Quand on me voit comme une hétéro qui veut faire ses expériences, ça me fait mal.”

Jeanne avait prévenu son date qu’elle sortait d’habitude avec des hommes. Ça ne lui avait pas posé de problème, mais quand le rencard s’est mal passé, Jeanne s’est quand même sentie coupable. “Quand on me voit comme une hétéro qui veut faire ses expériences, ça me fait mal.

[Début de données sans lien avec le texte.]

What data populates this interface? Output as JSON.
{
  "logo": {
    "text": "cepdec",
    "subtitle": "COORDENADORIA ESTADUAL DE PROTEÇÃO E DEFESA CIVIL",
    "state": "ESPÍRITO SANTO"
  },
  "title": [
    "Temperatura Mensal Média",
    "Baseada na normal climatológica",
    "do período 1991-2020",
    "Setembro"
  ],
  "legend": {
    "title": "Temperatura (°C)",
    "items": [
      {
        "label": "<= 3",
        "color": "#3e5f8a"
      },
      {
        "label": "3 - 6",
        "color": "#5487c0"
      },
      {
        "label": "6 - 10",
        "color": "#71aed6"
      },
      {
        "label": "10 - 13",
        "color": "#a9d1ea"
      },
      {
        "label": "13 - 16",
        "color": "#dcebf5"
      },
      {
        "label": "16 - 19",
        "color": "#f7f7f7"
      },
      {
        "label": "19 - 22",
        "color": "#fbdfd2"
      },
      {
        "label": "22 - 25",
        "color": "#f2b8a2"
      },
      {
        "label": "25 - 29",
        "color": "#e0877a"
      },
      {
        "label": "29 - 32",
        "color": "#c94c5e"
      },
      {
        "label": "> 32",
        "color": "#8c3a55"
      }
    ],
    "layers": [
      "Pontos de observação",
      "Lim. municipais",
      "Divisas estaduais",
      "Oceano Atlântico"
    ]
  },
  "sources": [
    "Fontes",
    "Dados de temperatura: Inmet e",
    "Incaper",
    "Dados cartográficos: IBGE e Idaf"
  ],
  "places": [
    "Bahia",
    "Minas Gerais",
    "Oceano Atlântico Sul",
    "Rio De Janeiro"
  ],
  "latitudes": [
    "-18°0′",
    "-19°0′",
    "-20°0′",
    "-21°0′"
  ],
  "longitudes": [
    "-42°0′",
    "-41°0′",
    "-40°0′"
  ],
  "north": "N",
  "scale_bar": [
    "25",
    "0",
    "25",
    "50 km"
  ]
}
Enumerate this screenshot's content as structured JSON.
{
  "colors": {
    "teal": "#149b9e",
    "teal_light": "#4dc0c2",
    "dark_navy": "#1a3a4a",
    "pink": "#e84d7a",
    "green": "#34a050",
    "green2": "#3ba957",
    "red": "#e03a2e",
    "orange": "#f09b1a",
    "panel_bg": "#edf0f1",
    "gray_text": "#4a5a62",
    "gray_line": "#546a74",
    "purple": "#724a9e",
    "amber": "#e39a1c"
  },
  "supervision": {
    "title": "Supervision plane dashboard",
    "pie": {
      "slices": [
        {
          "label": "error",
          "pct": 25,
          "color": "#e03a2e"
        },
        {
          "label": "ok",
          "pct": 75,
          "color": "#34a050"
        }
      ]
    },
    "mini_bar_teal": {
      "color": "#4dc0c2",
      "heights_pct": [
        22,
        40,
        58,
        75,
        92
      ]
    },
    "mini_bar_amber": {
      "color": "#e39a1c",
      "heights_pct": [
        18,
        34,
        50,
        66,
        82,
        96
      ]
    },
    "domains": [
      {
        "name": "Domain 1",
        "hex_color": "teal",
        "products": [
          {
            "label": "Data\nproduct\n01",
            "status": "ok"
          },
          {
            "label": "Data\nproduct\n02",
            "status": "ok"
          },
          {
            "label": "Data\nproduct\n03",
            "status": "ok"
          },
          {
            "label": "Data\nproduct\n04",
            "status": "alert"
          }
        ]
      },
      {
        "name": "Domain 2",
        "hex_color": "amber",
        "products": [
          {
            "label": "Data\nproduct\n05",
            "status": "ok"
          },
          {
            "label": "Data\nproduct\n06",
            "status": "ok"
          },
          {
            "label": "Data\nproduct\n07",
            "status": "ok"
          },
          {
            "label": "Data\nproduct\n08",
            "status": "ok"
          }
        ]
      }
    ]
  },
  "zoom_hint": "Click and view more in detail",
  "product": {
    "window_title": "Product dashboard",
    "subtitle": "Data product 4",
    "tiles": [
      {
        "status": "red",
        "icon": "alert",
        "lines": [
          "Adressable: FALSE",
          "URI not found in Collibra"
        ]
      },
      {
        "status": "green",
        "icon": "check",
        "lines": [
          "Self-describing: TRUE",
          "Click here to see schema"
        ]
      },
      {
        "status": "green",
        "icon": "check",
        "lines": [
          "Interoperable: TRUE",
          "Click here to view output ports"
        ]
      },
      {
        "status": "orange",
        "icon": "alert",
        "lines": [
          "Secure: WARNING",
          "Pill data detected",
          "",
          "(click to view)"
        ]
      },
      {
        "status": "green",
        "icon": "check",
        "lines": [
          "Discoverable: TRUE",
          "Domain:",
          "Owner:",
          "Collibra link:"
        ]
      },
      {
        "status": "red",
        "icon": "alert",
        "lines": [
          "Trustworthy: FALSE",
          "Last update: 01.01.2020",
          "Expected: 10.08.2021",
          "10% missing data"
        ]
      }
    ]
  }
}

Il y a une partie de moi qui se demande si c’est vrai”, dit-elle. Jeanne sait qu’elle est attirée par les femmes, que c’est ce qui compte, et que, de fait, elle est bisexuelle, mais elle a du mal à se définir ainsi. “Si je me revendiquais bi, j’aurais l’impression de revendiquer une médaille que je n’ai pas eue, d’être comme les gens qui prennent de la drogue une fois et qui disent ‘ouais, je prends des drogues’”, rigole-t-elle. Elle préfère se dire queerparce que ça me permet de dire tout ce que je suis, c’est-à-dire bizarre”. Tessa n’a pas de mal à se définir bisexuelle, mais elle se rappelle encore la première fois où elle l’a dit à une lesbienne qu’elle venait de rencontrer en soirée. “Elle a froncé les sourcils et m’a répondu: ‘nan mais t’y crois vraiment?’” Cette réaction a brisé la vision utopique que Tessa avait de la communauté LGBTQ+: “être invalidée comme ça, c’est violent”

Sur les réseaux, de nombreuses femmes queer indiquent ne pas vouloir faire l’éducation sexuelle des hétéros et “bicurieuses”. “Je comprends la colère des nanas qui disent ‘si vous êtes là pour un petit frisson, cassez-vous’. Mais moi, ce n’est pas un petit frisson”, explique-t-elle. Avant de préciser: “En revanche, c’est vrai que je ne sais pas quoi en faire.”